1963: The Green Line in Cyprus, separating the fractious Greek and Turkish communities, originated literally as a green line on a map. An upsurge of violence in December subsided after Britain’s Major-General Peter Young persuaded representatives of the two sides to accept a dividing line in Nicosia, the island’s capital. “Time and time again his green chinagraph pencil retraced the line across the talc of his field map, only to be rubbed out and changed in direction to suit the requirements of one side or the other. At last the pencil wavered no more – and the Green Line was finally and irrevocably drawn.”

Source: Michael Harbottle, The Impartial Soldier (1970), p. 67

Black Dog Barbot

1963: They were once close comrades, but by 1963, François “Papa Doc” Duvalier, Haiti’s dictatorial president, and Clément Barbot, his thuggish henchman, had become deadly enemies.

Duvalier went gunning for Barbot, and Barbot for Duvalier.

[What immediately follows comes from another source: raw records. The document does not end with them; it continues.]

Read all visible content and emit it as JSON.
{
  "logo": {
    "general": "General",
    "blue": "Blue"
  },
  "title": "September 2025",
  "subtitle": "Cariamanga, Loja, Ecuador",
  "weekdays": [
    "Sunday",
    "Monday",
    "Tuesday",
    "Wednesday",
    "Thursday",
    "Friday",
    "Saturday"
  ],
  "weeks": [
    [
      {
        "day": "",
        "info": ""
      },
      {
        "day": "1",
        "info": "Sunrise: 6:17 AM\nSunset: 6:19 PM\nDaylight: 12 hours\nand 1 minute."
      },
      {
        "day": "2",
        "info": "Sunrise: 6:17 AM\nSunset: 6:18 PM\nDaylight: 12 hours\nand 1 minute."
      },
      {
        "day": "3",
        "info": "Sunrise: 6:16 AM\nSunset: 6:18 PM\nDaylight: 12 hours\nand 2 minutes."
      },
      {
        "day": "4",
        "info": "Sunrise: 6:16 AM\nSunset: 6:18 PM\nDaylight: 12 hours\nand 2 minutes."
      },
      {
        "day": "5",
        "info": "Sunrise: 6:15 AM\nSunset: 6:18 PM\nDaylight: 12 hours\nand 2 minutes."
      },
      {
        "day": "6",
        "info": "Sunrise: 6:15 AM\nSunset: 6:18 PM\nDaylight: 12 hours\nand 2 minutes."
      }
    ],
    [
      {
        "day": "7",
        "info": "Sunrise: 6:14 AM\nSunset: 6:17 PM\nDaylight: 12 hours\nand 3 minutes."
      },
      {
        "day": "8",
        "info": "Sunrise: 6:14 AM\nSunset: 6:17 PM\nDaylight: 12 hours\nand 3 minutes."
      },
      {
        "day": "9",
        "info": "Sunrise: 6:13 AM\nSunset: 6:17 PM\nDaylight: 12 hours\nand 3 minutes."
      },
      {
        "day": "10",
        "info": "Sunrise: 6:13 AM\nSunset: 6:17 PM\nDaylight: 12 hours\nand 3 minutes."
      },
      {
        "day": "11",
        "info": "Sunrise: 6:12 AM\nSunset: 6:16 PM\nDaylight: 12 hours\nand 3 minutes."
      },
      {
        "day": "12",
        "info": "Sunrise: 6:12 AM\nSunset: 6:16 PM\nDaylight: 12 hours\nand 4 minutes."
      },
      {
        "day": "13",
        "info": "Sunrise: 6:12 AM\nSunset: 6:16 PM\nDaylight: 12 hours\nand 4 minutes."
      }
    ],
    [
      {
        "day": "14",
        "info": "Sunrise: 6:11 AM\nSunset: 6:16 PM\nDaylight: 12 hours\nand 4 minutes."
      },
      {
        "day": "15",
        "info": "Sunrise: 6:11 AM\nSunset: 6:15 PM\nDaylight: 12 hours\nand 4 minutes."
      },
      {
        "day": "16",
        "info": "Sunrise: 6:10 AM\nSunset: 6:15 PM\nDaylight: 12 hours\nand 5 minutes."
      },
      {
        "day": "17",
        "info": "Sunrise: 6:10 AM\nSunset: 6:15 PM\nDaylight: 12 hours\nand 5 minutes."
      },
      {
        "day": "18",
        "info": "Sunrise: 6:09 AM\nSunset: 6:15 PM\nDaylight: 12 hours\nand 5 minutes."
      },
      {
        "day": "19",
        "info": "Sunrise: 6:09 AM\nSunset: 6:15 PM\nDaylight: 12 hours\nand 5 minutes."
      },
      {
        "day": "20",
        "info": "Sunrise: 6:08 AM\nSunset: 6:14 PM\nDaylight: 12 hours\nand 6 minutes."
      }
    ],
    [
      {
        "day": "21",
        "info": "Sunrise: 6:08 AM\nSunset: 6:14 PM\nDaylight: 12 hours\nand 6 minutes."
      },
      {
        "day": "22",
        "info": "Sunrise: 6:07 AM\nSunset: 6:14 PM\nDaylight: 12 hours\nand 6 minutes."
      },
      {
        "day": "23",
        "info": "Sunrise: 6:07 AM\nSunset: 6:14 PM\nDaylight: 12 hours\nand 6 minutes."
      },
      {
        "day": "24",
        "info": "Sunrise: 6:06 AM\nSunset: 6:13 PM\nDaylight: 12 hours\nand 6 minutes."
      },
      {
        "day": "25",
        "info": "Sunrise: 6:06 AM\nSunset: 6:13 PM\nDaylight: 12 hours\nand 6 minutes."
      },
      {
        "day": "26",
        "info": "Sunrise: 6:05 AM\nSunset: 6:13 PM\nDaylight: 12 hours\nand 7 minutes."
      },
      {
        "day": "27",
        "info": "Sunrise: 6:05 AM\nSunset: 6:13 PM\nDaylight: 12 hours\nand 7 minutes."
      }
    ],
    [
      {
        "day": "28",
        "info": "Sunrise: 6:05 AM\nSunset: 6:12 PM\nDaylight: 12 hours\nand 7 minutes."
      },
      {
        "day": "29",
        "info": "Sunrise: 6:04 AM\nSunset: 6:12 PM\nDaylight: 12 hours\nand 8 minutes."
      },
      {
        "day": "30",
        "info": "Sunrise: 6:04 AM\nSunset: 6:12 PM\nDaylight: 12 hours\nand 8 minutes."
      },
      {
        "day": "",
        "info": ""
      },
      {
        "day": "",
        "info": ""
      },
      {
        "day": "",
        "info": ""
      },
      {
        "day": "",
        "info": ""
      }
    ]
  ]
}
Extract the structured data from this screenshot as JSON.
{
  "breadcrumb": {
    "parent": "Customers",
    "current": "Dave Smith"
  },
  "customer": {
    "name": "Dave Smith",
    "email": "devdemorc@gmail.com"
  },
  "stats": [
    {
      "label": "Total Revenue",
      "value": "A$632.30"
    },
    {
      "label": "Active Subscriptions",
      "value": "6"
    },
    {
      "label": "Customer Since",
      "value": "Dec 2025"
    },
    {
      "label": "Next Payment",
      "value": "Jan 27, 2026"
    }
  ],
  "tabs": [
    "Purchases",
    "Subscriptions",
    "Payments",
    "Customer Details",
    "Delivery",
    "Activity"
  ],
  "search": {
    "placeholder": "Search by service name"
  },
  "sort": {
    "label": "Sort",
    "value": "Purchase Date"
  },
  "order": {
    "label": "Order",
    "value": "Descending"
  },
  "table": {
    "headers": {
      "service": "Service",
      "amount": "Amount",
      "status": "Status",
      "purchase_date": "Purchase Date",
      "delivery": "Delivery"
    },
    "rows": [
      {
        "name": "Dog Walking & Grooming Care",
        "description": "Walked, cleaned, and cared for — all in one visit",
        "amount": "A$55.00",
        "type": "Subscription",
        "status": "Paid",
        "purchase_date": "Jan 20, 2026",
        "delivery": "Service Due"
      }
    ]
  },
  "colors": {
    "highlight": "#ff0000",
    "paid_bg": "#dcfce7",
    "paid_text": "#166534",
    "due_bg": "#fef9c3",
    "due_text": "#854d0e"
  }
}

Tontons Macoutes combed the shantytowns of Port-au-Prince and the surrounding countryside for Barbot, who responded with bombings and ambushes.

Duvalier’s gunmen thought on one occasion they had trapped Barbot in a hideout. They riddled the house with bullets, but when they kicked down the front door, a black dog ran out. Perhaps Barbot possessed the voodoo power to turn himself into a black dog, Haitians thought, and it was rumoured that Duvalier ordered all black dogs to be shot on sight.

Source: Bernard Diederich and Al Burt, Papa Doc: Haiti and Its Dictator (1970), p. 222

Women In Space

Edward Teller, advocate of female astronauts

1957: In Edward Teller’s opinion, “All astronauts should be women because they weigh less and have more sense.” The United States ignored the nuclear physicist’s trenchant views and it was the Soviet Union that first sent a woman into space. Cosmonaut Valentina Tereshkova orbited Earth for three days in June 1963; the first American female astronaut didn’t blast off until 1983.

Source: Bettyann Holtzmann Kevles, Almost Heaven: The Story of Women in Space (2003), p. 7

Milgram On Obedience To Authority

WE WILL PAY YOU $4.00 FOR
ONE HOUR OF YOUR TIME
Persons Needed for a Study of Memory

Those who responded to Yale University’s advertisement were told that they would be participating in a study of the relationship between punishment and learning. Each volunteer acted as a teacher, putting questions to a pupil. For each incorrect answer, the teacher was required to give the pupil an electric shock. The intensity of the shock was increased with each mistake, from a 15-volt tingle to a whacking 450 volts.